Regulatory Risks Faced by Importers Caught With Mislabeled Seafood Products
The FDA has special requirements for importing of seafood. For this reason, the importer's docks may be the most likely location for regulatory inspection. Under current law, the FDA may debar a person from importing an article of food or offering such an article for import into the United States if that person has been convicted of a felony for conduct relating to the importation into the United States of any food. The law also provides that the FDA may debar a person if that person has engaged in a pattern of importing or offering for import adulterated food that presents a threat of serious adverse health consequences or death to humans or animals. The statute allots the agency up to five years to take such action.* Furthermore, if a regulator were to find misbranded product, the chain of liability would likely not extend past the importer, thus the importer would bear the brunt of the regulatory fine, because the importer would be the first company to introduce the misbranded product into US commerce. Thus, an importer could face liability up to 5 years after each import of seafood. By insuring they are not selling misbranded or adulterated seafood using AFT, importers can be provided with peace of mind through this extended period.

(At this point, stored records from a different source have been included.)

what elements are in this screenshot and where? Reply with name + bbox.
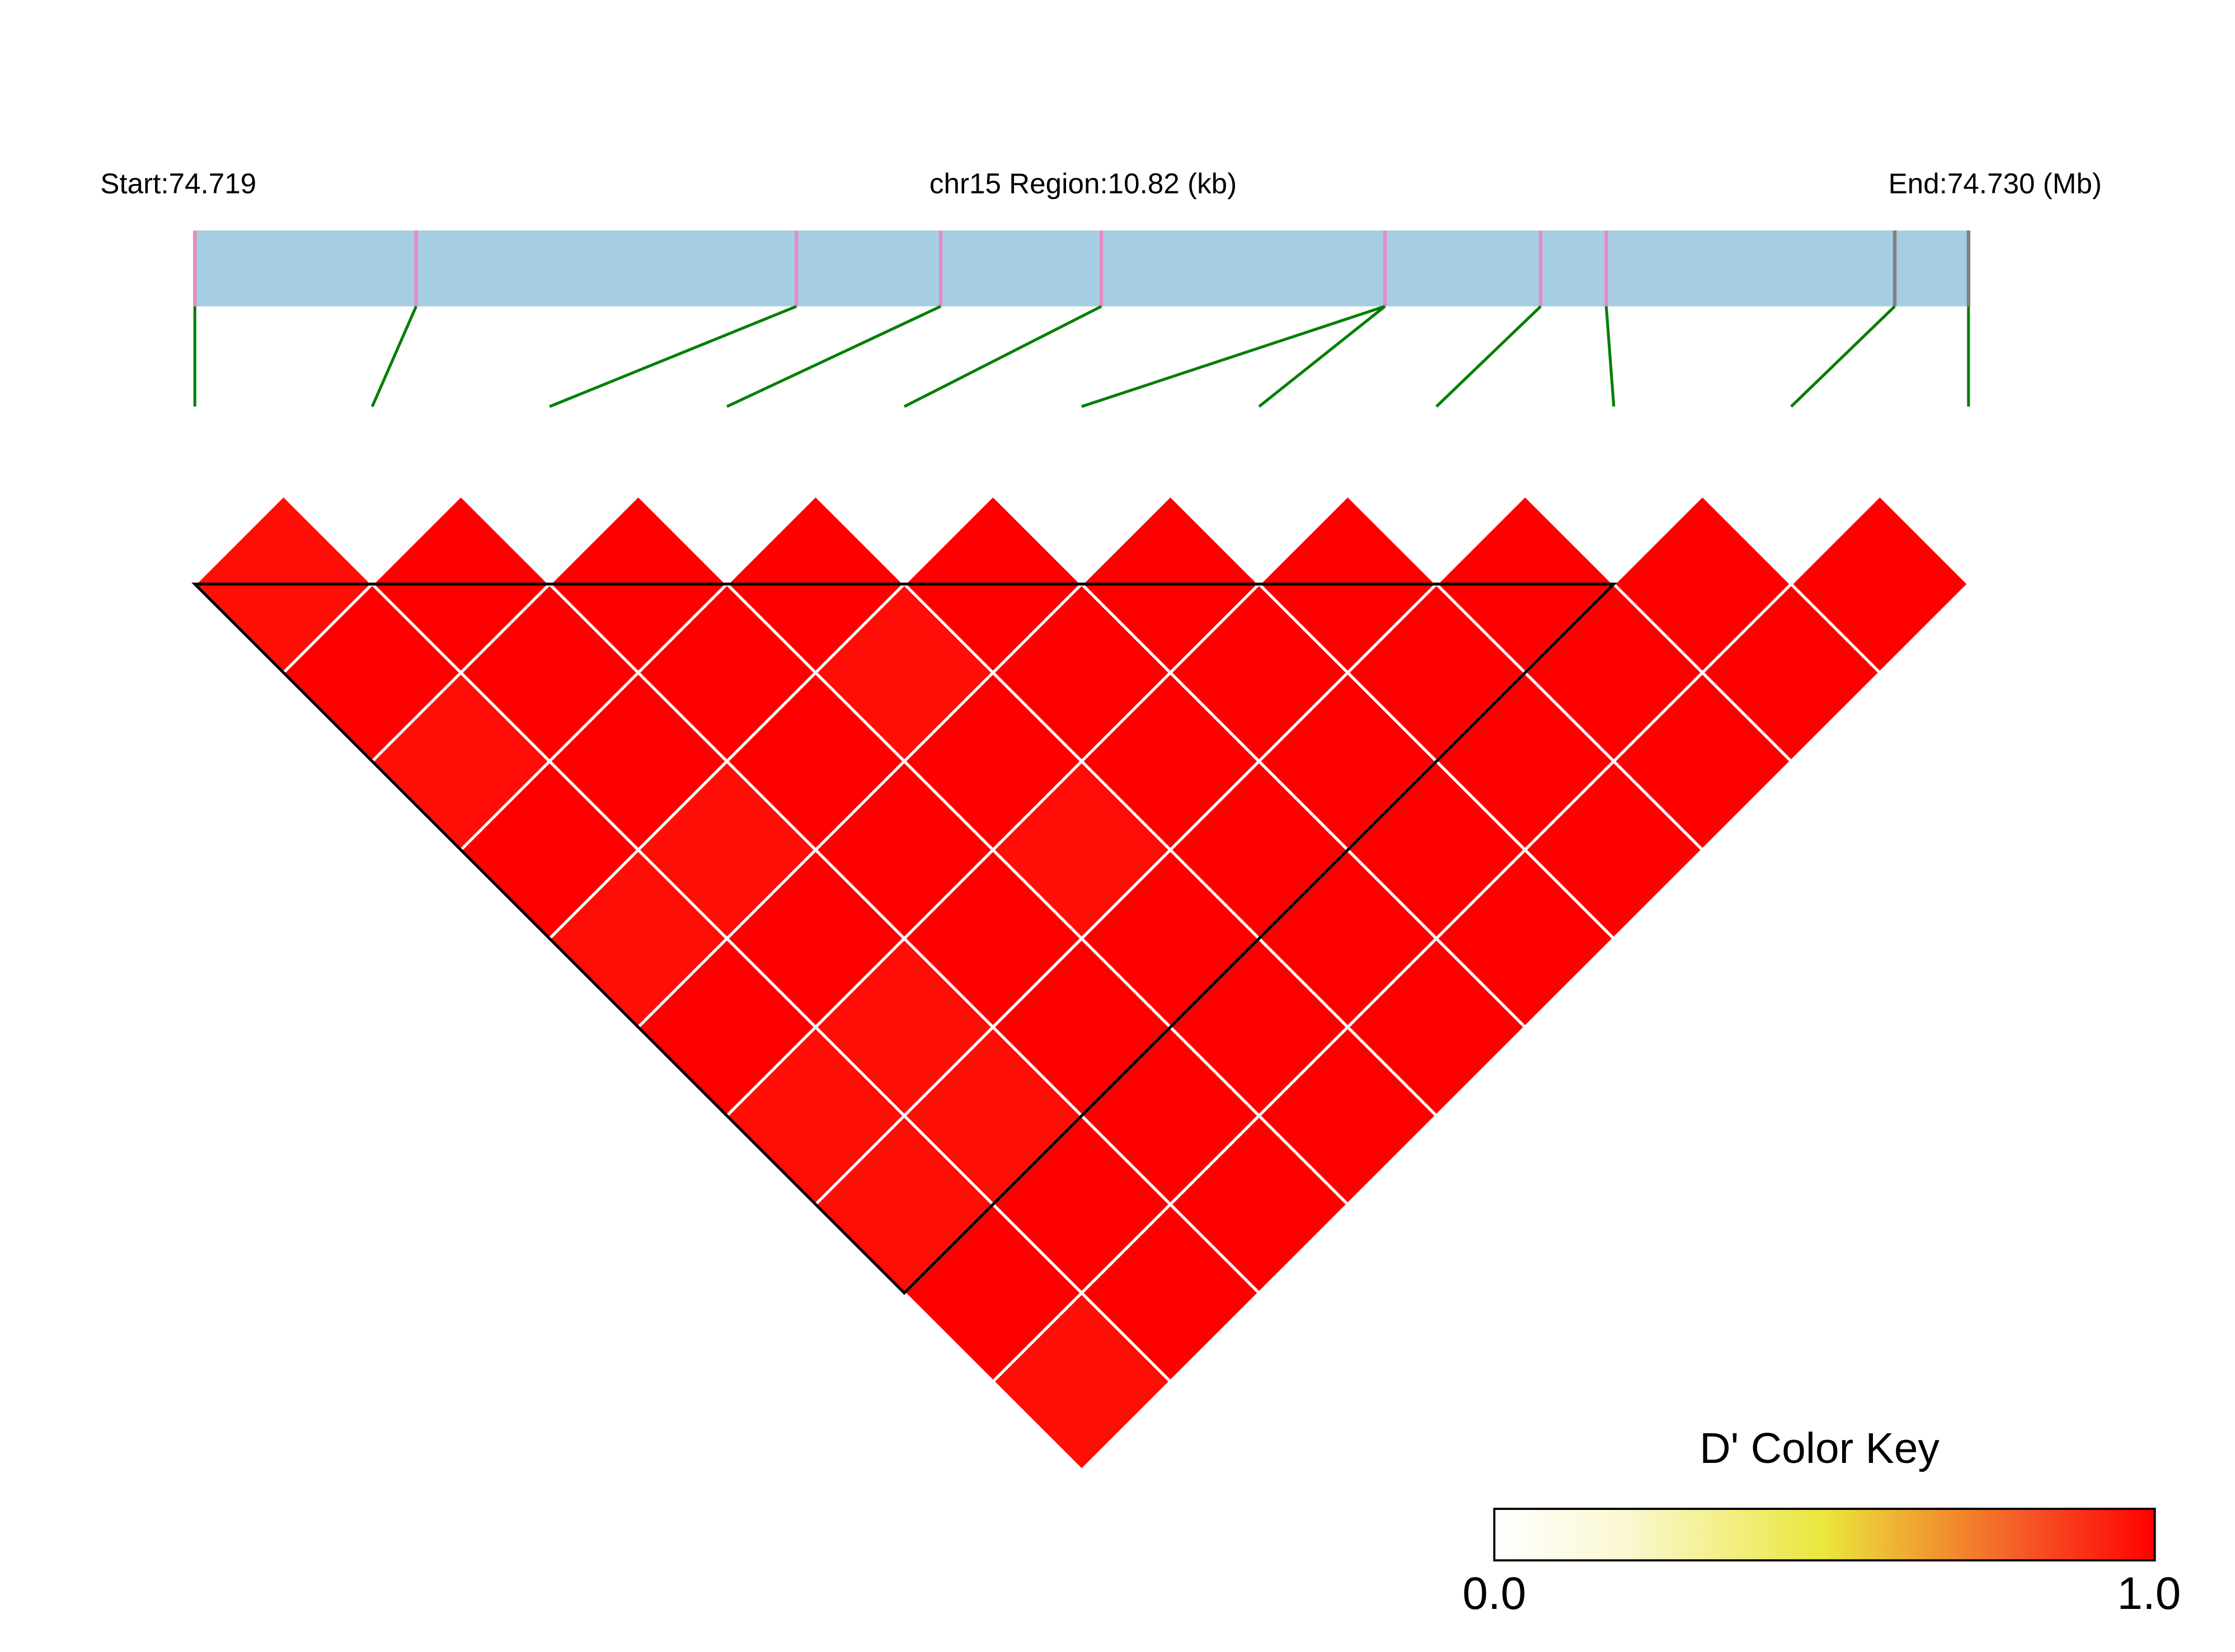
snp-connectors [193,305,1970,408]
color-key-min-label: 0.0 [1462,1568,1526,1619]
snp-connector-line [903,305,1102,408]
color-key-bar [1493,1508,2156,1562]
snp-connector-line [1435,305,1542,408]
snp-connector-line [1081,305,1386,408]
snp-connector-line [1258,305,1386,408]
color-key-max-label: 1.0 [2117,1568,2181,1619]
snp-connector-line [1604,306,1616,407]
ld-cell [1789,493,1971,675]
start-label: Start:74.719 [100,167,256,199]
snp-connector-line [370,305,418,407]
snp-connector-line [1790,305,1896,408]
color-key-title: D' Color Key [1699,1424,1940,1472]
region-label: chr15 Region:10.82 (kb) [929,167,1237,199]
heatmap-cells [192,493,1971,1472]
snp-connector-line [549,305,797,408]
ld-block-outline [191,582,1618,1295]
genomic-region-bar [195,230,1969,307]
end-label: End:74.730 (Mb) [1889,167,2102,199]
snp-connector-line [726,305,942,408]
snp-ticks [192,230,1970,307]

Regulators are stepping up enforcement. NOAA, USDA, FDA, state agencies, and other government agencies each enforce statutes governing areas that can affect importers. The FDA Office of Criminal Investigations recently prosecuted the former CEO of Sterling Seafood Corporation, sentencing him to 22 months in prison for importing falsely labeled fish from Vietnam. NOAA recently gained convictions on three people for their roles in purchasing and then re-selling farm-raised Asian catfish and Lake Victoria perch falsely labeled as grouper, sole or snapper; two import businesses closed as a result of these convictions. Many other examples can be found, but the point is that the government is taking mislabeling of seafood more seriously today than ever before.